Potential Issues or Areas for Improvement/Critique:

  • Future Dating of Publication: The "Published at" date being in the future (September 2025) suggests this is a preprint. While common in AI, it means the work has not yet undergone formal peer review, which might lead to refinements in future versions.
  • Model Anonymization/Aliasing: Some model names are somewhat ambiguous (e.g., "03", "04-mini", "GPT-5 (minimal)"). While this might be for competitive reasons or due to models being under development, it can make direct comparison with public models harder for external researchers. Clarity on the exact model versions used would enhance reproducibility.

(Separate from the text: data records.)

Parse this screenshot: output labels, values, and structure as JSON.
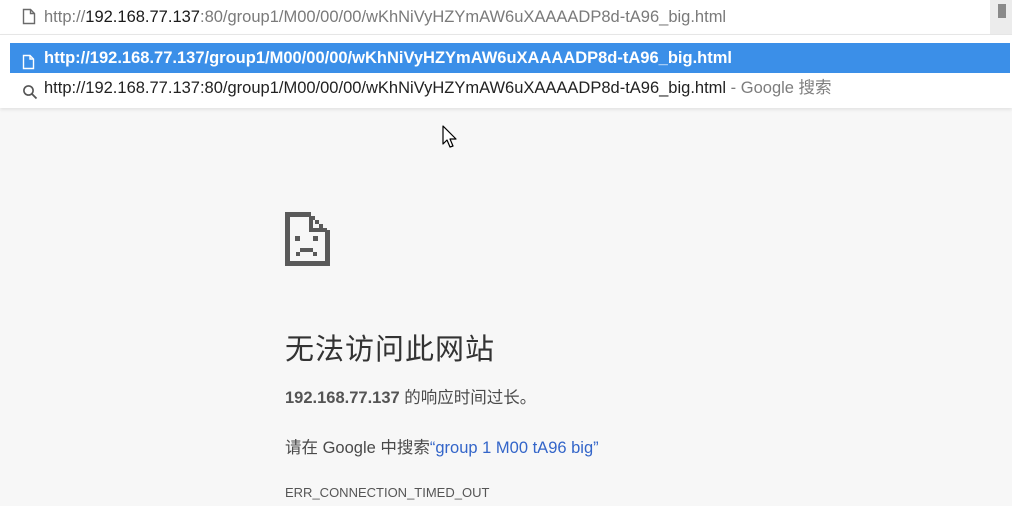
{
  "omnibox": {
    "url_prefix": "http://",
    "url_host": "192.168.77.137",
    "url_rest": ":80/group1/M00/00/00/wKhNiVyHZYmAW6uXAAAADP8d-tA96_big.html",
    "page_icon": "page-icon"
  },
  "suggestions": {
    "selected_text": "http://192.168.77.137/group1/M00/00/00/wKhNiVyHZYmAW6uXAAAADP8d-tA96_big.html",
    "search_text": "http://192.168.77.137:80/group1/M00/00/00/wKhNiVyHZYmAW6uXAAAADP8d-tA96_big.html",
    "search_hint": " - Google 搜索",
    "selected_color": "#3b8fe8"
  },
  "error": {
    "title": "无法访问此网站",
    "ip": "192.168.77.137",
    "desc_suffix": " 的响应时间过长。",
    "suggest_prefix": "请在 Google 中搜索",
    "suggest_open_quote": "“",
    "suggest_link": "group 1 M00 tA96 big",
    "suggest_close_quote": "”",
    "code": "ERR_CONNECTION_TIMED_OUT",
    "link_color": "#3365c9",
    "icon": "sad-page-icon"
  }
}
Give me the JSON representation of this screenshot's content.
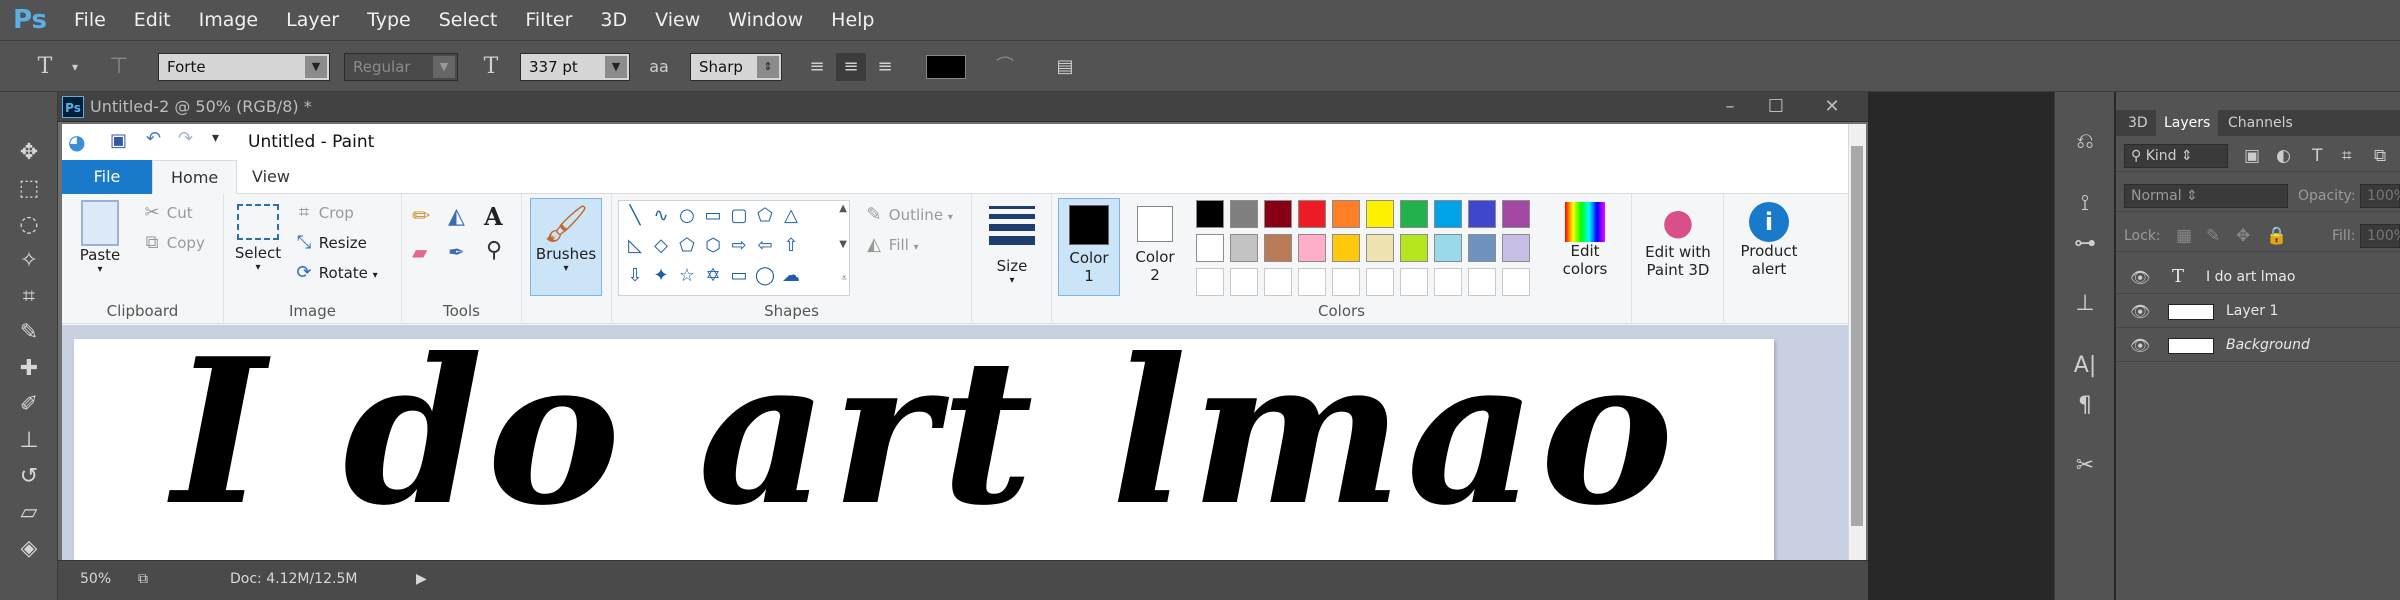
{
  "photoshop": {
    "logo": "Ps",
    "menu": [
      "File",
      "Edit",
      "Image",
      "Layer",
      "Type",
      "Select",
      "Filter",
      "3D",
      "View",
      "Window",
      "Help"
    ],
    "options": {
      "font_family": "Forte",
      "font_style": "Regular",
      "font_size": "337 pt",
      "aa_label": "a",
      "antialias": "Sharp",
      "text_color": "#000000"
    },
    "document": {
      "title": "Untitled-2 @ 50% (RGB/8) *",
      "zoom": "50%",
      "doc_info": "Doc: 4.12M/12.5M"
    },
    "panels": {
      "tabs": [
        "3D",
        "Layers",
        "Channels"
      ],
      "active_tab": "Layers",
      "kind_label": "Kind",
      "blend_mode": "Normal",
      "opacity_label": "Opacity:",
      "opacity_value": "100%",
      "lock_label": "Lock:",
      "fill_label": "Fill:",
      "fill_value": "100%",
      "layers": [
        {
          "name": "I do art lmao",
          "type": "text"
        },
        {
          "name": "Layer 1",
          "type": "pixel"
        },
        {
          "name": "Background",
          "type": "background"
        }
      ]
    }
  },
  "paint": {
    "title": "Untitled - Paint",
    "tabs": [
      "File",
      "Home",
      "View"
    ],
    "clipboard": {
      "paste": "Paste",
      "cut": "Cut",
      "copy": "Copy",
      "label": "Clipboard"
    },
    "image": {
      "select": "Select",
      "crop": "Crop",
      "resize": "Resize",
      "rotate": "Rotate",
      "label": "Image"
    },
    "tools": {
      "label": "Tools"
    },
    "brushes": {
      "label": "Brushes"
    },
    "shapes": {
      "outline": "Outline",
      "fill": "Fill",
      "label": "Shapes"
    },
    "size": {
      "label": "Size"
    },
    "colors": {
      "color1": "Color\n1",
      "color1_a": "Color",
      "color1_b": "1",
      "color2_a": "Color",
      "color2_b": "2",
      "edit_a": "Edit",
      "edit_b": "colors",
      "label": "Colors",
      "palette_row1": [
        "#000000",
        "#7f7f7f",
        "#880015",
        "#ed1c24",
        "#ff7f27",
        "#fff200",
        "#22b14c",
        "#00a2e8",
        "#3f48cc",
        "#a349a4"
      ],
      "palette_row2": [
        "#ffffff",
        "#c3c3c3",
        "#b97a57",
        "#ffaec9",
        "#ffc90e",
        "#efe4b0",
        "#b5e61d",
        "#99d9ea",
        "#7092be",
        "#c8bfe7"
      ]
    },
    "paint3d_a": "Edit with",
    "paint3d_b": "Paint 3D",
    "alert_a": "Product",
    "alert_b": "alert",
    "canvas_text": "I do art lmao"
  }
}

  • Generalizability of User Simulator: While validated, the user simulator is still an LLM itself (GPT-4-0504). Its fidelity, while high, might still reflect biases or limitations of GPT-4, and could subtly shape the types of challenges presented to the agent LLMs. Further testing with human users in a limited capacity could provide additional validation points for simulator realism.
  • Complexity vs. Interpretability: The benchmark's high complexity, while a strength, might make it challenging to pinpoint the exact causes of failure for specific LLM architectures. More fine-grained diagnostic tools or interpretable agent frameworks might be needed to fully leverage the benchmark's diagnostic potential.
  • Ethical Considerations: As agents become more integrated into real-world services, potential ethical implications (e.g., bias in recommendations, data privacy handling) become increasingly important. While VitaBench focuses on performance, considering how to benchmark agents for ethical behavior in these contexts could be a future extension.

Transferability and Applicability: The methods and conclusions of VitaBench are highly transferable. The three-dimensional task complexity framework, the tool modeling with pre/post-conditions, and the rubric-based sliding window evaluator can be applied to design and assess agents in other complex domains beyond life-serving applications, such as enterprise automation, scientific research assistants, or even gaming environments. The insights into reasoning, tool-use, and interaction errors are fundamental to AI agent development across the board, providing a universal guide for improving agent capabilities. For instance, the need for better ambiguity clarification and user intent tracking is universal to all conversational AI.